Lesson 79 • March 20

 

Read on the ACIM CE App: https://acimce.app/:W-79

Lesson 79

Let me recognize the problem so it can be solved.

Practice Instructions

Longer: Two times, for ten to fifteen minutes.

  • Try to free your mind of your perception of your problems. Do your best to “entertain some doubt about the reality of our version of what our problems are” (8:3). Try to realize that the many-ness of your problems is a smokescreen, hiding the fact that you have only one problem. Do not, however, define what this one problem is.
  • Then ask what your one problem is and wait for the answer. Even though the lesson has said your problem is separation, set that aside and listen for an answer that genuinely comes from within you.
  • Then ask what is the answer to the one problem. In asking about the problem and the answer, apply your training in how to listen to the Holy Spirit: wait in mental silence, wait in confidence (“We will be told”—7:6), and periodically repeat your request while you wait.

Response to temptation: Whenever you see a problem.

  • Recognize that this is simply the one problem showing up in disguise. Say immediately, “Let me recognize this problem so it can be solved.”
  • Then try to lay aside what you think the problem is. If you can, close eyes and ask what it is. You will be told.

Commentary

This lesson, with the next, presents one of the clearest statements of an important Course principle: “One problem, one solution,” as it is stated in Lesson 80 (1:5). These lessons merit repeated reading until the concepts they teach become embedded in our thought processes.

I seem to be faced with a multitude of problems, overwhelming in number and complexity, ranging from tiny to titanic, constantly shifting, changing, appearing and disappearing in the moments of my life. If I pause to consider things objectively from this viewpoint the only possible response is blind panic. Attention paid to one problem obliterates dozens of others, equally deserving of my attention, from conscious consideration. Like Lucy and Ethel on the pie conveyor, as things speed up I can only start stuffing some of the “pastries” down my shirt, trying to hide them before my failure to handle them becomes evident.

Seen from the perspective of specialness, my problems doom me to failure after failure, with every moment increasing my overwhelming sense of inadequacy.

What if all of these problems were really just one? What if I already had the solution to that one problem? I can scarcely imagine the universal sense of relief that would run through my being if I could grasp that this were true: All of my problems are one, and that one has already been solved.

Could this be? Yes. If I think my problems are many and separate, if I have failed to recognize the one problem in them all, I could already have the answer and not know it. I could even be aware of the answer without realizing its application to what seem to me to be very different problems. “This is the situation of the world. The problem of separation, which is really the only problem, has already been solved. But the solution is not recognized because the problem is not recognized” (1:3-5).
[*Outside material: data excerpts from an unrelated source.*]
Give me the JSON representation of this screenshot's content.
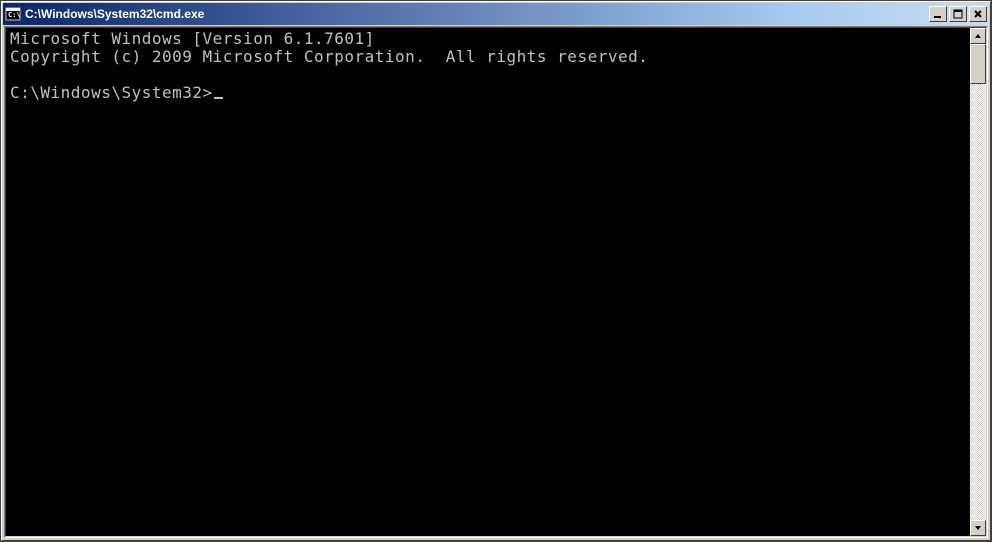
{
  "window": {
    "title": "C:\\Windows\\System32\\cmd.exe"
  },
  "console": {
    "line1": "Microsoft Windows [Version 6.1.7601]",
    "line2": "Copyright (c) 2009 Microsoft Corporation.  All rights reserved.",
    "blank": "",
    "prompt": "C:\\Windows\\System32>"
  }
}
To break free of this illusory imprisonment, then, my first step must be to recognize the problem in every problem. I have to become aware of what the problem is before I can realize that I already hold the solution to it. As long as I think the problem is something other than my separateness from God (which has already been so completely resolved that it has become a nonissue), I will continue to think I have problems and lack the solution. I will look for “salvation” from my problems everywhere but where the answer is because I have already discounted the answer as irrelevant to the problem at hand. “Who can see that his problem has been solved if he thinks the problem is something else?” (2:3).

The seeming complexity of the world is nothing more than my mind’s attempt to not recognize the single problem, thus preventing its resolution (6:1). My greatest initial need, therefore, is to perceive “the underlying constancy in all the problems” (6:3). If I can see the separation at the root of every problem I would realize that I already have the answer, and I would use the answer. I would be free.

Again, this lesson is so wonderfully forgiving. Even the idea of seeing all my problems as variations on the theme of separation may seem an impossibly daunting task. So the lesson tells me:

That is not necessary. All that is necessary is to entertain some doubt about the reality of our version of what our problems are. (8:2-3)

The only thing I have to do is to doubt? Hey, I can handle that; I’m pretty good at doubting.

All I am being asked to do is to “suspend all judgment about what the problem is” (10:4). “Suspend” means to temporarily abate; the lesson does not even ask me to lay aside my judgments forever. Just for an instant. Just allow myself to doubt my personal perspective on things and consider that there might be another way of looking at it.

So today I am called to doubt. To doubt my version of what my problems are. To think to myself, “I’m probably not seeing this with complete clarity. I’m probably muddling the issues here somewhere.” And then to ask, “What is the real problem here?” That kind of practice even I can handle. Thank You, God, for such a simple Course!